One of her more annoying snuggle habits is when she finds me doing a front plank hold and uses my flattened torso for her own fun version of “car wash.” Nothing like a tickling tail swatting against my abs to add a little spice to my core workout. On the other hand, I’m so grateful for every time I’ve had menstrual cramps and she laid her fuzzy, warm belly against my lower abdomen. She’s like a hot water bottle in mammal form, seeking comfort from my loving griddle cakes.
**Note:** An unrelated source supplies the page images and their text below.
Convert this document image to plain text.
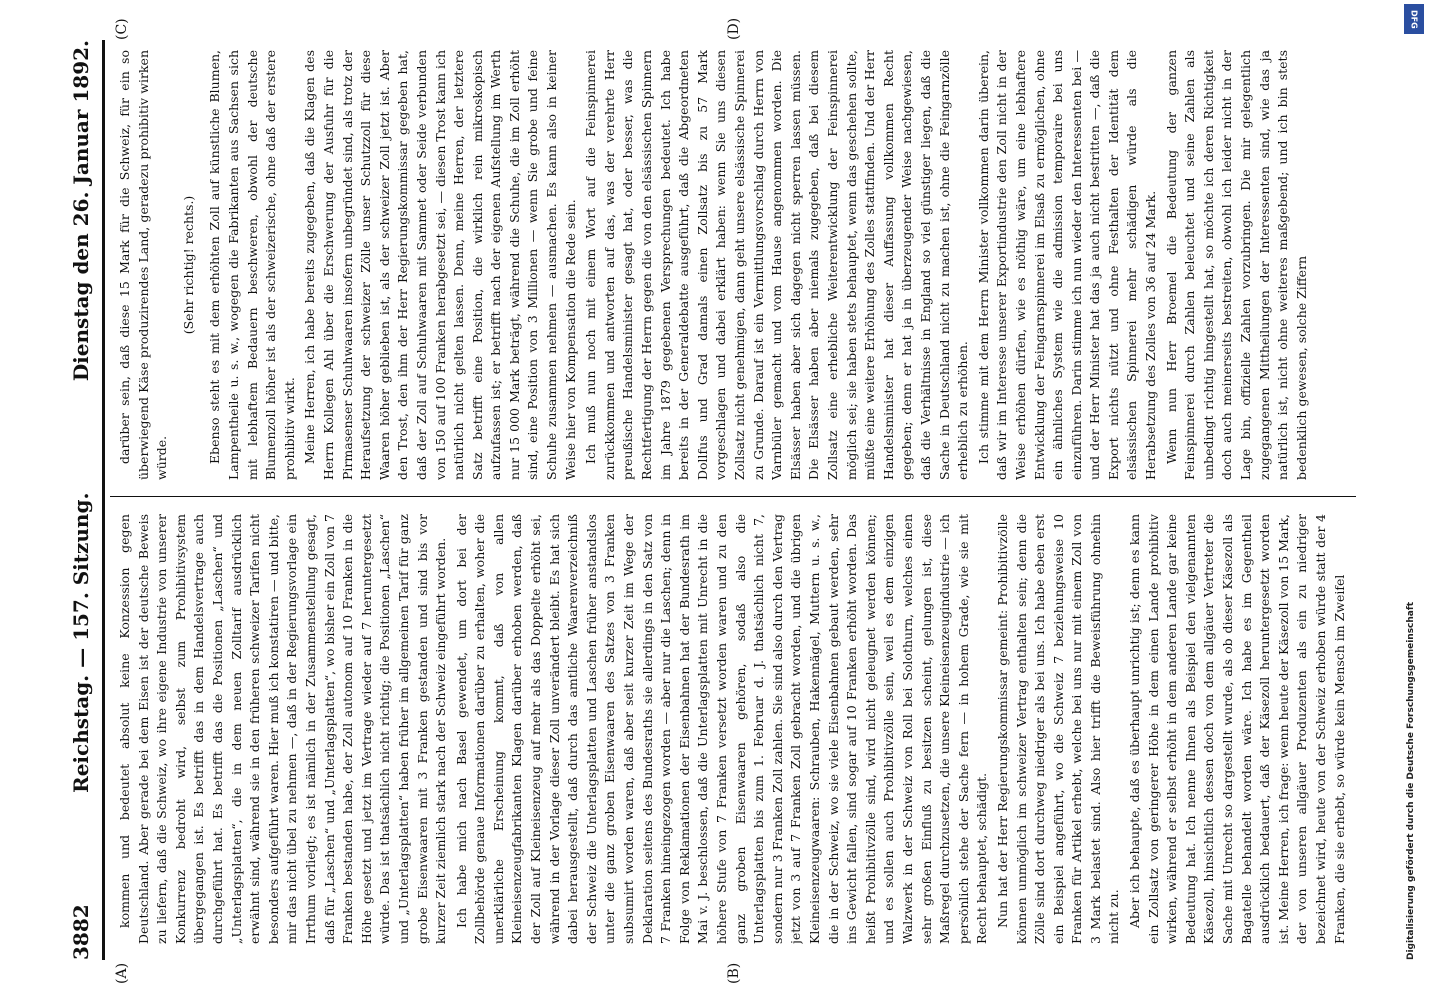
3882
Reichstag. — 157. Sitzung.
Dienstag den 26. Januar 1892.
(A)	(B)
(C)	(D)

kommen und bedeutet absolut keine Konzession gegen Deutschland. Aber gerade bei dem Eisen ist der deutsche Beweis zu liefern, daß die Schweiz, wo ihre eigene Industrie von unserer Konkurrenz bedroht wird, selbst zum Prohibitivsystem übergegangen ist. Es betrifft das in dem Handelsvertrage auch durchgeführt hat. Es betrifft das die Positionen „Laschen“ und „Unterlagsplatten“, die in dem neuen Zolltarif ausdrücklich erwähnt sind, während sie in den früheren schweizer Tarifen nicht besonders aufgeführt waren. Hier muß ich konstatiren — und bitte, mir das nicht übel zu nehmen —, daß in der Regierungsvorlage ein Irrthum vorliegt; es ist nämlich in der Zusammenstellung gesagt, daß für „Laschen“ und „Unterlagsplatten“, wo bisher ein Zoll von 7 Franken bestanden habe, der Zoll autonom auf 10 Franken in die Höhe gesetzt und jetzt im Vertrage wieder auf 7 heruntergesetzt würde. Das ist thatsächlich nicht richtig; die Positionen „Laschen“ und „Unterlagsplatten“ haben früher im allgemeinen Tarif für ganz grobe Eisenwaaren mit 3 Franken gestanden und sind bis vor kurzer Zeit ziemlich stark nach der Schweiz eingeführt worden. Ich habe mich nach Basel gewendet, um dort bei der Zollbehörde genaue Informationen darüber zu erhalten, woher die unerklärliche Erscheinung kommt, daß von allen Kleineisenzeugfabrikanten Klagen darüber erhoben werden, daß der Zoll auf Kleineisenzeug auf mehr als das Doppelte erhöht sei, während in der Vorlage dieser Zoll unverändert bleibt. Es hat sich dabei herausgestellt, daß durch das amtliche Waarenverzeichniß der Schweiz die Unterlagsplatten und Laschen früher anstandslos unter die ganz groben Eisenwaaren des Satzes von 3 Franken subsumirt worden waren, daß aber seit kurzer Zeit im Wege der Deklaration seitens des Bundesraths sie allerdings in den Satz von 7 Franken hineingezogen worden — aber nur die Laschen; denn in Folge von Reklamationen der Eisenbahnen hat der Bundesrath im Mai v. J. beschlossen, daß die Unterlagsplatten mit Unrecht in die höhere Stufe von 7 Franken versetzt worden waren und zu den ganz groben Eisenwaaren gehören, sodaß also die Unterlagsplatten bis zum 1. Februar d. J. thatsächlich nicht 7, sondern nur 3 Franken Zoll zahlen. Sie sind also durch den Vertrag jetzt von 3 auf 7 Franken Zoll gebracht worden, und die übrigen Kleineisenzeugwaaren: Schrauben, Hakennägel, Muttern u. s. w., die in der Schweiz, wo sie viele Eisenbahnen gebaut werden, sehr ins Gewicht fallen, sind sogar auf 10 Franken erhöht worden. Das heißt Prohibitivzölle sind, wird nicht geleugnet werden können; und es sollen auch Prohibitivzölle sein, weil es dem einzigen Walzwerk in der Schweiz von Roll bei Solothurn, welches einen sehr großen Einfluß zu besitzen scheint, gelungen ist, diese Maßregel durchzusetzen, die unsere Kleineisenzeugindustrie — ich persönlich stehe der Sache fern — in hohem Grade, wie sie mit Recht behauptet, schädigt. Nun hat der Herr Regierungskommissar gemeint: Prohibitivzölle können unmöglich im schweizer Vertrag enthalten sein; denn die Zölle sind dort durchweg niedriger als bei uns. Ich habe eben erst ein Beispiel angeführt, wo die Schweiz 7 beziehungsweise 10 Franken für Artikel erhebt, welche bei uns nur mit einem Zoll von 3 Mark belastet sind. Also hier trifft die Beweisführung ohnehin nicht zu. Aber ich behaupte, daß es überhaupt unrichtig ist; denn es kann ein Zollsatz von geringerer Höhe in dem einen Lande prohibitiv wirken, während er selbst erhöht in dem anderen Lande gar keine Bedeutung hat. Ich nenne Ihnen als Beispiel den vielgenannten Käsezoll, hinsichtlich dessen doch von dem allgäuer Vertreter die Sache mit Unrecht so dargestellt wurde, als ob dieser Käsezoll als Bagatelle behandelt worden wäre. Ich habe es im Gegentheil ausdrücklich bedauert, daß der Käsezoll heruntergesetzt worden ist. Meine Herren, ich frage: wenn heute der Käsezoll von 15 Mark, der von unseren allgäuer Produzenten als ein zu niedriger bezeichnet wird, heute von der Schweiz erhoben würde statt der 4 Franken, die sie erhebt, so würde kein Mensch im Zweifel

darüber sein, daß diese 15 Mark für die Schweiz, für ein so überwiegend Käse produzirendes Land, geradezu prohibitiv wirken würde.

(Sehr richtig! rechts.) Ebenso steht es mit dem erhöhten Zoll auf künstliche Blumen, Lampentheile u. s. w., wogegen die Fabrikanten aus Sachsen sich mit lebhaftem Bedauern beschweren, obwohl der deutsche Blumenzoll höher ist als der schweizerische, ohne daß der erstere prohibitiv wirkt. Meine Herren, ich habe bereits zugegeben, daß die Klagen des Herrn Kollegen Ahl über die Erschwerung der Ausfuhr für die Pirmasenser Schuhwaaren insofern unbegründet sind, als trotz der Heraufsetzung der schweizer Zölle unser Schutzzoll für diese Waaren höher geblieben ist, als der schweizer Zoll jetzt ist. Aber den Trost, den ihm der Herr Regierungskommissar gegeben hat, daß der Zoll auf Schuhwaaren mit Sammet oder Seide verbunden von 150 auf 100 Franken herabgesetzt sei, — diesen Trost kann ich natürlich nicht gelten lassen. Denn, meine Herren, der letztere Satz betrifft eine Position, die wirklich rein mikroskopisch aufzufassen ist; er betrifft nach der eigenen Aufstellung im Werth nur 15 000 Mark beträgt, während die Schuhe, die im Zoll erhöht sind, eine Position von 3 Millionen — wenn Sie grobe und feine Schuhe zusammen nehmen — ausmachen. Es kann also in keiner Weise hier von Kompensation die Rede sein. Ich muß nun noch mit einem Wort auf die Feinspinnerei zurückkommen und antworten auf das, was der verehrte Herr preußische Handelsminister gesagt hat, oder besser, was die Rechtfertigung der Herrn gegen die von den elsässischen Spinnern im Jahre 1879 gegebenen Versprechungen bedeutet. Ich habe bereits in der Generaldebatte ausgeführt, daß die Abgeordneten Dollfus und Grad damals einen Zollsatz bis zu 57 Mark vorgeschlagen und dabei erklärt haben: wenn Sie uns diesen Zollsatz nicht genehmigen, dann geht unsere elsässische Spinnerei zu Grunde. Darauf ist ein Vermittlungsvorschlag durch Herrn von Varnbüler gemacht und vom Hause angenommen worden. Die Elsässer haben aber sich dagegen nicht sperren lassen müssen. Die Elsässer haben aber niemals zugegeben, daß bei diesem Zollsatz eine erhebliche Weiterentwicklung der Feinspinnerei möglich sei; sie haben stets behauptet, wenn das geschehen sollte, müßte eine weitere Erhöhung des Zolles stattfinden. Und der Herr Handelsminister hat dieser Auffassung vollkommen Recht gegeben; denn er hat ja in überzeugender Weise nachgewiesen, daß die Verhältnisse in England so viel günstiger liegen, daß die Sache in Deutschland nicht zu machen ist, ohne die Feingarnzölle erheblich zu erhöhen. Ich stimme mit dem Herrn Minister vollkommen darin überein, daß wir im Interesse unserer Exportindustrie den Zoll nicht in der Weise erhöhen dürfen, wie es nöthig wäre, um eine lebhaftere Entwicklung der Feingarnspinnerei im Elsaß zu ermöglichen, ohne ein ähnliches System wie die admission temporaire bei uns einzuführen. Darin stimme ich nun wieder den Interessenten bei — und der Herr Minister hat das ja auch nicht bestritten —, daß die Export nichts nützt und ohne Festhalten der Identität dem elsässischen Spinnerei mehr schädigen würde als die Herabsetzung des Zolles von 36 auf 24 Mark. Wenn nun Herr Broemel die Bedeutung der ganzen Feinspinnerei durch Zahlen beleuchtet und seine Zahlen als unbedingt richtig hingestellt hat, so möchte ich deren Richtigkeit doch auch meinerseits bestreiten, obwohl ich leider nicht in der Lage bin, offizielle Zahlen vorzubringen. Die mir gelegentlich zugegangenen Mittheilungen der Interessenten sind, wie das ja natürlich ist, nicht ohne weiteres maßgebend; und ich bin stets bedenklich gewesen, solche Ziffern

DFG
Digitalisierung gefördert durch die Deutsche Forschungsgemeinschaft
When we had a tumor removed from her belly earlier this summer, we knew the cancer would likely spread to her lungs. We watched for troubled breathing, but that never arose. It was her appetite that became a concern. Then came the limp. The night I finally decided I couldn’t put off the doctor’s visit any longer, I sobbed as she rolled on her back, exposed her belly, and let me lay my hand on the spot where they’d cut her open. The next day the vet found several more tumors in that very spot, growing toward her leg. He gave her prednisone for the inflammation, to make her more comfortable. She hid under my daughter’s bed for two days, until I started serving her CBD oil mixed with mayonnaise (her favorite treat).
I’ve never done palliative care for a creature before. The passage of time reminds me of the first few days of new parenthood, and how you’re constantly trying to read signals from this beloved little thing that cannot speak. When she was hiding under the bed all day, I couldn’t imagine allowing her to live that way much longer. But pain relief has made her more social, and now she frequently emerges from her lair in search of her snuggles. I’m heartbroken that she can’t climb upon my lap or chest anymore, but it isn’t her responsibility to comfort me. Rather I must bring to her the griddle cakes of solace.
A couple days into her CBD treatment, I set myself up for a yoga session. As I unrolled my mat, I thought of all the times she’d bugged me while I was planking and sighed wistfully for this unexpected sense of loss. She’s not that old for a cat, just eleven years; I thought she’d be irritating me with that bit for at least a few more years. But as I held my core aloft — forearms and tippy-toes to the ground — I heard the patter and drag of a four-legged limp, looked between my feet, and saw her approaching. She was determined to cause trouble. Her body wouldn’t let her crawl beneath me, so she just rested her rear paws and tail in an inconvenient spot directly beneath my knees, as if to say, “Sure would be a shame if you fell out of position, Mom. You wouldn’t want to smoosh an injured cat, would you?” As long as she’s being devilishly difficult and demanding snuggles, I know we’re not at the end of the line quite yet.